Bull Runs

September 17, 2017

Lloyd Blankfein, the CEO of Goldman Sachs, commented recently (CNBC) that the length of this bull market has worried the traders at Goldman. Being a curious sort, I wondered how this bull market compared to previous ones. Wanting a big picture, I looked at the quarterly data for the SP500 index for the past sixty years. A lengthening sequence of quarterly closes above the three-year average is a reliable indicator of a bull market.
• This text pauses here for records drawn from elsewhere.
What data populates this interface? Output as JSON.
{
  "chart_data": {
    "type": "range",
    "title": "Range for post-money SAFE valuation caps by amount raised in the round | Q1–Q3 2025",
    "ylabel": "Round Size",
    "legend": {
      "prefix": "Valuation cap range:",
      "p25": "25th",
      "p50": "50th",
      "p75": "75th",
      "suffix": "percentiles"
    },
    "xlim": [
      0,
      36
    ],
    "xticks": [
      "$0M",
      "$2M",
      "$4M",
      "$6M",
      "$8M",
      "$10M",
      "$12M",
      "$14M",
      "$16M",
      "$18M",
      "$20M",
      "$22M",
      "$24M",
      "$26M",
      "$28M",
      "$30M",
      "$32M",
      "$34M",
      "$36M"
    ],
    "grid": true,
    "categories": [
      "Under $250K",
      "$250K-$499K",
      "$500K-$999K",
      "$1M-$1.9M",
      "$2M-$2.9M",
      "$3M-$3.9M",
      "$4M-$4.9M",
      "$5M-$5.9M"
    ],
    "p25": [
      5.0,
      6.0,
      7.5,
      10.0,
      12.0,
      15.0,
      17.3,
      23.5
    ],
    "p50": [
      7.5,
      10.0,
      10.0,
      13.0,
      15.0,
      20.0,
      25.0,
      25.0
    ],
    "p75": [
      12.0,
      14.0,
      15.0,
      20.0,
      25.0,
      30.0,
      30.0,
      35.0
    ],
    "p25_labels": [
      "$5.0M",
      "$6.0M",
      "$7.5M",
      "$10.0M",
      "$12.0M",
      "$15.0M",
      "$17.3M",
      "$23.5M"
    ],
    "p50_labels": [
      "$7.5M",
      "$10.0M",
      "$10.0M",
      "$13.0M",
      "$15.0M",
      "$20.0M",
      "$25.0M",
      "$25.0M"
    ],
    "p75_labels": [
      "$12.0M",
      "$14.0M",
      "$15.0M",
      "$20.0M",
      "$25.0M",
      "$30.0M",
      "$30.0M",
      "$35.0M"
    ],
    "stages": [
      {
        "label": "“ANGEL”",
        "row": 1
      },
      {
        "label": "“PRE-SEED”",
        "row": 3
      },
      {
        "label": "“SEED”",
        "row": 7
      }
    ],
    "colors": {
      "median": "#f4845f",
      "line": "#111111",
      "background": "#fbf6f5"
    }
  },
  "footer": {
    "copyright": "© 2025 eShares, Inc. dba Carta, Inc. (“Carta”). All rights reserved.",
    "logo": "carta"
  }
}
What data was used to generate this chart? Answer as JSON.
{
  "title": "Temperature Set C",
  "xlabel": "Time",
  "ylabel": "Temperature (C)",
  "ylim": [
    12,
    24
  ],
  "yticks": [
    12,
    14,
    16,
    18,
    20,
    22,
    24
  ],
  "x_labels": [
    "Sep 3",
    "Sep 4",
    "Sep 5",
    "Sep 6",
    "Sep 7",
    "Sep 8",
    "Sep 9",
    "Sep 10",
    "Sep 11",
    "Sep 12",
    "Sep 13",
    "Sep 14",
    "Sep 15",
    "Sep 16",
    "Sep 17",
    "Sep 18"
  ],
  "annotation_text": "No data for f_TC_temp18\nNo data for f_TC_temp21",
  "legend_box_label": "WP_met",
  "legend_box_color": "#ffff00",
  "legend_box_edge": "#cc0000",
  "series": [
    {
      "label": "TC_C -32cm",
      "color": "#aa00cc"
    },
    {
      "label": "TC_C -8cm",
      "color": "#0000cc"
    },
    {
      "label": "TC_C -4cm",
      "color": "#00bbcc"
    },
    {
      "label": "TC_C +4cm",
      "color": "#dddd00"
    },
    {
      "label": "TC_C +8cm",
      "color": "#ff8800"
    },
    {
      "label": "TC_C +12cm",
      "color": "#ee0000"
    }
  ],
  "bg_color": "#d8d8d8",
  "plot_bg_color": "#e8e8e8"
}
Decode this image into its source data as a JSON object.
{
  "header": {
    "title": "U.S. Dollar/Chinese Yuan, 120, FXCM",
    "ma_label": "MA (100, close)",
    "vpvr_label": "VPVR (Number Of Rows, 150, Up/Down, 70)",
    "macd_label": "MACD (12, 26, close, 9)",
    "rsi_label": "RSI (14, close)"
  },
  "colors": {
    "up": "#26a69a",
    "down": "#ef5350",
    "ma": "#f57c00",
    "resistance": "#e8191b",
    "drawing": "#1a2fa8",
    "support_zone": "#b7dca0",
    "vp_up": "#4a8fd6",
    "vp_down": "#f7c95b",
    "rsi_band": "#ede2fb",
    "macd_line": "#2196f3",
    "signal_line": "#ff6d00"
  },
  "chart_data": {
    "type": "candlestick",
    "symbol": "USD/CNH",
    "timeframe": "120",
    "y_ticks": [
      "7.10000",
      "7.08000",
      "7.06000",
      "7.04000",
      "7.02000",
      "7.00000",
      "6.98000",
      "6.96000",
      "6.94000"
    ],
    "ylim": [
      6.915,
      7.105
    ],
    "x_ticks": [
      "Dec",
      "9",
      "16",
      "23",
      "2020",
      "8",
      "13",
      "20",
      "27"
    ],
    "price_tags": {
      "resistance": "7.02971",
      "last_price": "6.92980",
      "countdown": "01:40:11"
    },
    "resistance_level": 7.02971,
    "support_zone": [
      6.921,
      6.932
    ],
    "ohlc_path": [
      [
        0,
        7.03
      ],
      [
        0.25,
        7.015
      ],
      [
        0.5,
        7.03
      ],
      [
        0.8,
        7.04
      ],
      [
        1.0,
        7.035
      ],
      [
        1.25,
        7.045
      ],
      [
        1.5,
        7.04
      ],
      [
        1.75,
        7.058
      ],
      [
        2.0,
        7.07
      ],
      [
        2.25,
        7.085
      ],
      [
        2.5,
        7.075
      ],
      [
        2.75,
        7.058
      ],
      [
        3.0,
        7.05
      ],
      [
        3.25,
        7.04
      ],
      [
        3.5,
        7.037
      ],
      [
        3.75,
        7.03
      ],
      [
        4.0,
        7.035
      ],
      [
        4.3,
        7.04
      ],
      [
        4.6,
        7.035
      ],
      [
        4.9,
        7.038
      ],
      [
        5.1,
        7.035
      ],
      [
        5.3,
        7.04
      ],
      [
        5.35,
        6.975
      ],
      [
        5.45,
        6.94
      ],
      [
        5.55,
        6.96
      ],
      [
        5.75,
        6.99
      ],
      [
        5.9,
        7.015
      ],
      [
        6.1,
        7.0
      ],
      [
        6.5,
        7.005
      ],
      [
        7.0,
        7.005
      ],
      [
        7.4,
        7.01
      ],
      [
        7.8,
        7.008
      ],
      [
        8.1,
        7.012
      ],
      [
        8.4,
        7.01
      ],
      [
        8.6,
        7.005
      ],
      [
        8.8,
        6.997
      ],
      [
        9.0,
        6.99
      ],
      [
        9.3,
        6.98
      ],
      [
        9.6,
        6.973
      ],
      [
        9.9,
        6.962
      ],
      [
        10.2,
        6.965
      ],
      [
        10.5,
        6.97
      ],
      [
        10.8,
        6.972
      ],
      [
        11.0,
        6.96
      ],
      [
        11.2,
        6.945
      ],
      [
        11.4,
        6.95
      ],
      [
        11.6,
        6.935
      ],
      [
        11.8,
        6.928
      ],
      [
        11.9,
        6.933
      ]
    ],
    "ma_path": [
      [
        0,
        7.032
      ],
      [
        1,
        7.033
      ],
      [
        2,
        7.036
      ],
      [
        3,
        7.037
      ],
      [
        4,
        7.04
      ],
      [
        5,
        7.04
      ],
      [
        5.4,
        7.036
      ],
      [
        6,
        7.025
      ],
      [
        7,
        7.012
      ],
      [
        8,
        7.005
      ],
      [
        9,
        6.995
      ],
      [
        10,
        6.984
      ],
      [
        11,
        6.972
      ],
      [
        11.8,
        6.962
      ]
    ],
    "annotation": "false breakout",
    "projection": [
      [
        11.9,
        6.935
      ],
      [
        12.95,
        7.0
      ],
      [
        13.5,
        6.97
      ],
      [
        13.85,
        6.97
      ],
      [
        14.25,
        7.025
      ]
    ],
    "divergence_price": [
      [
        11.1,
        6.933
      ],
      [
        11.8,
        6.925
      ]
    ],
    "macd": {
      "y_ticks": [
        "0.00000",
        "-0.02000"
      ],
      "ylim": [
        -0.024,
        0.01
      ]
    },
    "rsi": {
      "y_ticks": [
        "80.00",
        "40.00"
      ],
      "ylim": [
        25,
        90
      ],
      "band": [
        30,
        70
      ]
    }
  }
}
In the 1980s, the SP500 had a run of 19 consecutive quarters above its three-year average. That streak ended in the 3rd quarter of 1990, at the start of a mild recession that lasted until March 1991. The animal spirits of the stock market could not be contained for that long. After one quarter down, the market began another streak in the 4th quarter of 1990, a monster bull run of 40 consecutive quarters above the average until the first quarter of 2001.

BullRun1990s

The end of the dot-com boom, the start of a mild recession, then 9-11, the Enron and accounting scandals – all of it led to a 50% drop in the index. Almost three years later, the market finally closed above its three-year average. That began a 17-quarter bull run that ended March 2008.

BullRun2000s

People were getting woke to the reality that housing prices can go down. The neighbor living in the house behind my folks in NYC said to me, “I don’t know what’s going on. Housing prices are not supposed to go down.” As though housing prices obeyed a fundamental physical law like gravity. The bailout of Bear Stearns that first quarter of 2008 was just the beginning of a developing financial crisis that would cripple the global economy. In 2010 and 2011, market prices clawed their way above the 3-year average only to fall back.

Finally, in the last quarter of 2011, after the fitful resolution of the budget crisis, the SP500 broke again above its 3-year average. Since then the market has notched 24 consecutive quarters above that average. This latest bull run has beat every previous SP500 streak except for the 1990s run up.

Bullrun2010s

This is what is worrying Blankfein and the traders at Goldman. Long bull runs in the past have ended horribly.  Like the bull run in the 1990s, there have been few negative, or corrective, quarters during this run.  Those are the quarters in red in the chart above. Some negative sentiment acts as a constraint on ever climbing asset prices.  For now, investors are convinced that inflation and interest rates will remain low, a prime environment for stocks.